LONDON, United Kingdom, 12th May 2016.- Dr. Manuel Ramos-Francia, Deputy Governor of the Central Bank of Mexico (BANXICO, for its acronym in Spanish) achieved a two day working-visit to this capital city in which he shared with investors, legislators, academics and diplomats a detailed analysis of the current performance and the growth perspectives of Mexico’s economy.

On 10th May, at the Palace of Westminster where the Parliament is located, the Deputy Governor participated as a speaker in a conference organised by the European Economics & Financial Centre. Before the Deputy Minister of Finance of Colombia and Prof. H. Scobie, Chairman of the European Economics and Financial Centre, Ramos-Francia explained that due to the international volatility and uncertainty situation, in which the currencies exchange rate of the emerging markets – included the Mexican Peso – have been affected, Mexico has been applying a macroeconomic policy with a financial discipline which have enabled it to contain inflation and even exceed the annually growth expectations from 2.5 to 2.7 percent.

He referred to BANXICO’s decision of increasing –in February- by 50 basis-points its interest reference rate, which was implemented along with a cut to public expending, beginning with oil company PEMEX, in order to back the Mexican peso.

Afterwards, he attended a private dinner with British investors in which also were present the Mexican Secretary of Public Function, Virgilio Andrade and the Ambassador of Mexico, Diego Gomez-Pickering.

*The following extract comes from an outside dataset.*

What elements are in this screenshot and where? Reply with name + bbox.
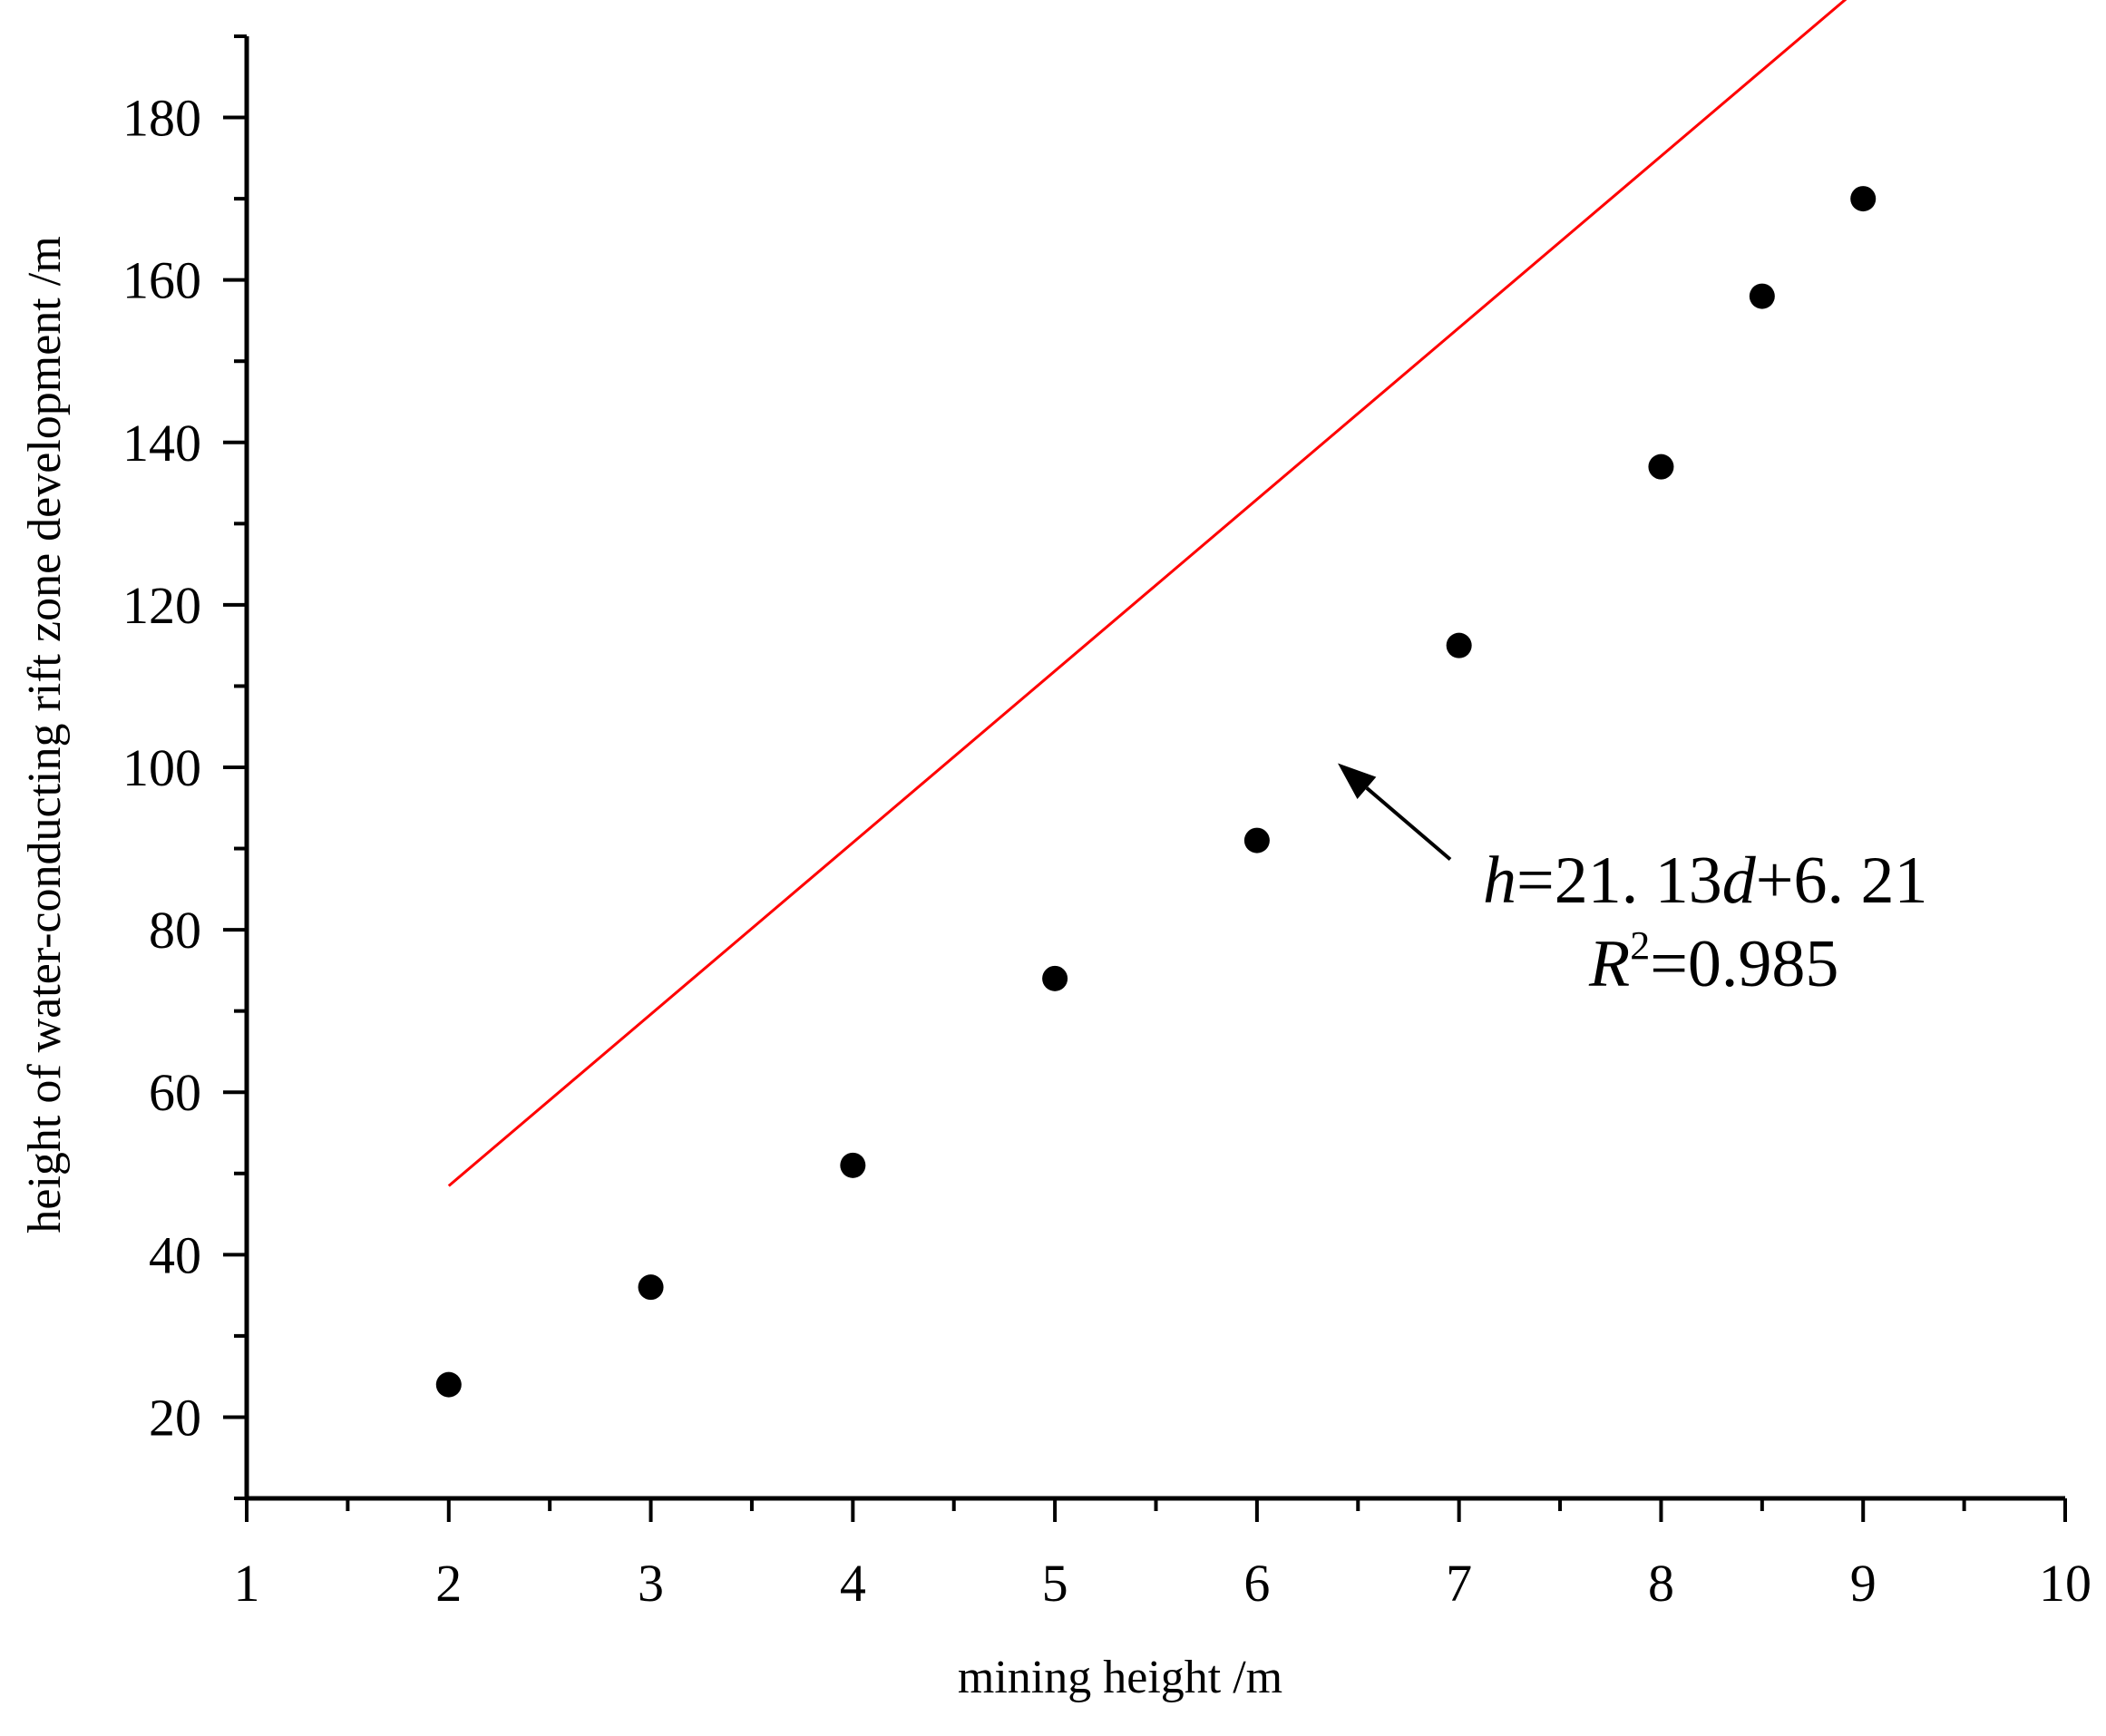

Yesterday, Dr Ramos-Francia, also member of the Board of Governors of BANXICO, held a closed-door meeting with investors, sending a clear message about the factors that make Mexico an economy that stands out among the emerging economies.

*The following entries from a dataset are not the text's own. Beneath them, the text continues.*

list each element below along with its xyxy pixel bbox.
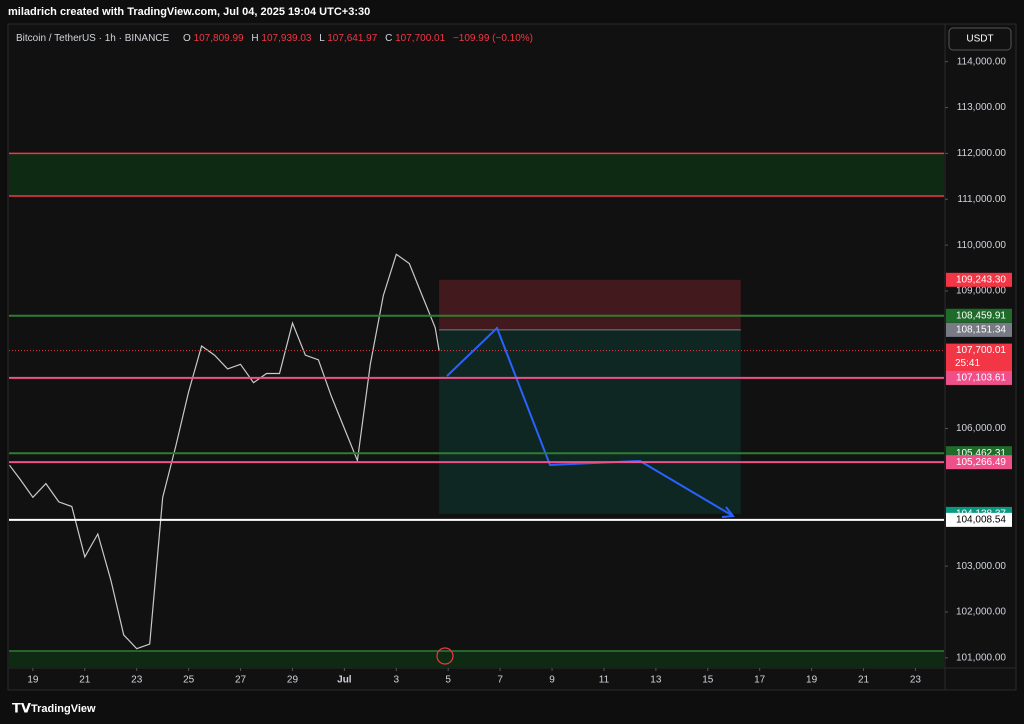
countdown: 25:41 xyxy=(955,358,980,369)
y-tick-label: 113,000.00 xyxy=(957,102,1007,113)
price-label: 104,008.54 xyxy=(956,515,1006,526)
y-tick-label: 112,000.00 xyxy=(957,148,1007,159)
price-label-box xyxy=(946,512,1012,527)
price-label-box xyxy=(946,370,1012,385)
price-label: 109,243.30 xyxy=(956,274,1006,285)
price-label: 107,700.01 xyxy=(956,345,1006,356)
x-tick-label: 25 xyxy=(183,675,195,686)
c: 107,700.01 xyxy=(395,33,445,44)
y-tick-label: 114,000.00 xyxy=(957,56,1007,67)
chart-panel xyxy=(7,23,1017,691)
logo-mark: 𝗧𝗩 xyxy=(12,700,31,715)
change: −109.99 (−0.10%) xyxy=(453,33,533,44)
plot xyxy=(9,152,944,667)
price-label: 105,266.49 xyxy=(956,457,1006,468)
y-tick-label: 111,000.00 xyxy=(957,194,1006,205)
x-tick-label: 5 xyxy=(445,675,451,686)
c-key: C xyxy=(385,33,392,44)
brand: TradingView xyxy=(31,703,96,715)
x-tick-label: 23 xyxy=(131,675,143,686)
symbol: Bitcoin / TetherUS · 1h · BINANCE xyxy=(16,33,170,44)
projection-path xyxy=(446,326,734,517)
l-key: L xyxy=(319,33,325,44)
stop-zone xyxy=(439,279,741,330)
author-line: miladrich created with TradingView.com, … xyxy=(8,6,370,18)
y-tick-label: 102,000.00 xyxy=(956,607,1006,618)
price-label: 105,462.31 xyxy=(956,448,1006,459)
projection-arrowhead xyxy=(721,506,735,518)
x-tick-label: 21 xyxy=(858,675,870,686)
target-zone xyxy=(439,329,741,514)
x-tick-label: 19 xyxy=(27,675,39,686)
x-tick-label: 9 xyxy=(549,675,555,686)
h-key: H xyxy=(251,33,258,44)
h: 107,939.03 xyxy=(261,33,311,44)
price-label-box xyxy=(946,308,1012,323)
x-tick-label: 15 xyxy=(702,675,714,686)
y-tick-label: 101,000.00 xyxy=(956,652,1006,663)
x-tick-label: 23 xyxy=(910,675,922,686)
y-tick-label: 106,000.00 xyxy=(956,423,1006,434)
x-tick-label: 3 xyxy=(394,675,400,686)
alert-icon[interactable] xyxy=(436,647,454,665)
currency-button[interactable] xyxy=(948,27,1012,51)
zone xyxy=(9,153,944,197)
price-label-box xyxy=(946,272,1012,287)
price-line xyxy=(9,253,440,650)
zone xyxy=(9,650,944,667)
price-label: 108,151.34 xyxy=(956,325,1006,336)
x-tick-label: 27 xyxy=(235,675,247,686)
y-tick-label: 109,000.00 xyxy=(956,286,1006,297)
o-key: O xyxy=(183,33,191,44)
x-tick-label: Jul xyxy=(337,675,352,686)
x-tick-label: 29 xyxy=(287,675,299,686)
currency-label[interactable]: USDT xyxy=(966,34,993,45)
price-label-box xyxy=(946,343,1012,372)
x-tick-label: 7 xyxy=(497,675,503,686)
x-tick-label: 13 xyxy=(650,675,662,686)
symbol-legend: Bitcoin / TetherUS · 1h · BINANCE O 107,… xyxy=(16,33,533,44)
x-tick-label: 21 xyxy=(79,675,91,686)
l: 107,641.97 xyxy=(327,33,377,44)
x-tick-label: 19 xyxy=(806,675,818,686)
y-tick-label: 103,000.00 xyxy=(956,561,1006,572)
x-tick-label: 11 xyxy=(599,675,610,686)
x-tick-label: 17 xyxy=(754,675,766,686)
o: 107,809.99 xyxy=(194,33,244,44)
price-label: 107,103.61 xyxy=(956,373,1006,384)
y-tick-label: 110,000.00 xyxy=(957,240,1007,251)
price-label: 108,459.91 xyxy=(956,310,1006,321)
price-label-box xyxy=(946,322,1012,337)
price-label-box xyxy=(946,455,1012,470)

It is noteworthy to recall that this on April Dr. Manuel Sanchez, Deputy Governor of the Central Bank of Mexico, as well, visited London to point-out to economics and financial representatives of the United Kingdom that despite the undeniable loss of public finances, which largely depend on the income from the sale of oil and gas, domestic and foreign investors have endorsed their confidence in the economy of Mexico.